The Income-Based Repayment Swap: A New Method for Funding Law School Education
Benjamin M. Leff
American University Washington College of Law
American University - Washington College of Law
July 9, 2013
The high cost of legal education and corresponding student debt levels is a subject of robust debate. Yet too few critics of degree cost show creativity in thinking about the optimal mechanism for funding a legal education. The traditional model for financing a legal education is that students borrow with (mostly) fixed-rate loans repayable soon after graduation. The federal government supplements loans with income-based repayment and loan forgiveness programs to protect students who have borrowed more than they can afford to pay back. The reach of these programs has expanded dramatically in recent years, with the programs covering 1.3 million graduates owing around $72 billion as of the first quarter of 2014, with every indication that those figures will grow dramatically unless the programs are modified. A significant segment of those who depend on income-based repayment and loan forgiveness programs will be law students, because those are among the students with the highest levels of qualifying debt.
For over half a century, some critics have argued that private income-based repayment instruments, traditionally called “human capital contracts,” would do a better job than debt in creating a market for education financing, especially for graduate professional schools. Recently, proponents of human capital contracts have been arguing not only that such instruments would do a better job than debt of raising capital for students wishing to obtain an education, but that a vibrant market for human capital contracts (sometimes called “income share agreements”) could provide benefits that governmental IBR programs fail to provide. For example, they argue that human capital contracts could remove incentives for students to over-borrow, diminish law schools’ price insensitivity, and provide market data to students about the financial value of their education. But proponents of human capital contracts point out that there are legal and practical impediments to the development of a market for human capital contracts.

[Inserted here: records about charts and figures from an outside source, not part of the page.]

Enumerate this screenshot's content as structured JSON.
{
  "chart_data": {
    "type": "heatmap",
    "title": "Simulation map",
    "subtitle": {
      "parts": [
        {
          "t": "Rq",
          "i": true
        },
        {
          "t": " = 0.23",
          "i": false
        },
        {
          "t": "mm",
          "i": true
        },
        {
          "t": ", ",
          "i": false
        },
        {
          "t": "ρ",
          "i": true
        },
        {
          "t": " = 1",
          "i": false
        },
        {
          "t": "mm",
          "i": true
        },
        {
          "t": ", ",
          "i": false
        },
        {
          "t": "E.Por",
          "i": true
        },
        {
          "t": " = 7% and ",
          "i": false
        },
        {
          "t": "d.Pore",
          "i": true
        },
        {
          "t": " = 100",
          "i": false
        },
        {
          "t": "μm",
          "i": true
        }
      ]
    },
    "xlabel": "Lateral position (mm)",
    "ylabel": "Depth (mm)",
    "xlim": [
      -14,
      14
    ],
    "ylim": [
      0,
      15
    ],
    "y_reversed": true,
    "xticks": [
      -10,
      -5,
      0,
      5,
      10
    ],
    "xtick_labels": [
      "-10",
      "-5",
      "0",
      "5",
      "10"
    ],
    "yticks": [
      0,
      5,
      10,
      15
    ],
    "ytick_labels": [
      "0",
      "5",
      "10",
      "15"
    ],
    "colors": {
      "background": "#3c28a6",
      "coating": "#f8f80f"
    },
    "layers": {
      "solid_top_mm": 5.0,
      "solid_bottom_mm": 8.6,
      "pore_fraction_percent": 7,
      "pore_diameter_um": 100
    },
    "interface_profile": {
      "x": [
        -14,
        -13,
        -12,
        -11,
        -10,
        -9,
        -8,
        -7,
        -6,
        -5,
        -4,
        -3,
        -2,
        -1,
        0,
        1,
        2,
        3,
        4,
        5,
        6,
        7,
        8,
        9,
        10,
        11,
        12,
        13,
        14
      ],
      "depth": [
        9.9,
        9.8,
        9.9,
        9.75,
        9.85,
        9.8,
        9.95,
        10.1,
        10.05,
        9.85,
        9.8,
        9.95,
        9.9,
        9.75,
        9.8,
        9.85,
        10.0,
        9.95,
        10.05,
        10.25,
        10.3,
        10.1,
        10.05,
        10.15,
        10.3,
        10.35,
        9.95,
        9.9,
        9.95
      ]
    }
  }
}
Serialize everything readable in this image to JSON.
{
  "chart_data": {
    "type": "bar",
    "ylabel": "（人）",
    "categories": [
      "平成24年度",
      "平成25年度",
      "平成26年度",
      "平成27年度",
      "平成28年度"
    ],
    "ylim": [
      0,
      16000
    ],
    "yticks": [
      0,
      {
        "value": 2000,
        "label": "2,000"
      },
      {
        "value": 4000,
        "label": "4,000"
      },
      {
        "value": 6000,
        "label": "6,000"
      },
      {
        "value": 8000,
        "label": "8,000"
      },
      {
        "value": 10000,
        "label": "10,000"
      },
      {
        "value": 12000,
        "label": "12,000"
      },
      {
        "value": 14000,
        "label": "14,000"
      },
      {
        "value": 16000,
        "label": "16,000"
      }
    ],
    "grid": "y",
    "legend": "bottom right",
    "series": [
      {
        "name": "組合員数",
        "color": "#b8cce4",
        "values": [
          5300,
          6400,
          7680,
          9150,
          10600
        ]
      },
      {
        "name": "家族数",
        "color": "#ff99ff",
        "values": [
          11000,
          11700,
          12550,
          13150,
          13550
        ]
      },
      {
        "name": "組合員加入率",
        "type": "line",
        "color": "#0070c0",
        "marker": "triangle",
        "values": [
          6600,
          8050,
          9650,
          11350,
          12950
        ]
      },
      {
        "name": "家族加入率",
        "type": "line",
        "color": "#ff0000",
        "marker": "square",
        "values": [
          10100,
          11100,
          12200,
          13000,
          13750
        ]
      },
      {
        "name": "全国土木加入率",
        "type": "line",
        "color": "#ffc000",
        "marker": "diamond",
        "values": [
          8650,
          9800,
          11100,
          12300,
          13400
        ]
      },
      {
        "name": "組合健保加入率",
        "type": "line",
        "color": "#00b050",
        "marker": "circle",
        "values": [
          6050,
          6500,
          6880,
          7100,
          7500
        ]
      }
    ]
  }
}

This Article proposes — and explores the implications of — a new model of law-school financing called an income-based repayment swap (“IBR Swap”). Under an IBR Swap, students still borrow money from a bank or the government to pay for their legal education. But students then enter into contracts with a financial institution under which the institution agrees to make the students’ loan payments and the student agrees to pay the institution a percentage of his or her income. The IBR Swap is a student’s exchange of a fixed obligation to lenders for an income-based obligation to a financial institution. The parties exchange no money upfront. The IBR Swap has all the benefits of human capital contracts, but greatly diminishes the primary practical impediment: repayment risk, and does not suffer from the same legal barriers. Thus, unlike a human capital contract or income share agreement, a market for IBR Swaps could be created with no changes to current law. However, the IBR Swap (like human capital contracts) raises concerns as well, including legal, distributional, and ethical ones. This Article presents the IBR Swap in order to incite critical consideration of both the potential and the limitations of private-market mechanisms for law school finance. As such, it should advance assessment of what is the most impactful role for the government in ensuring access to law school.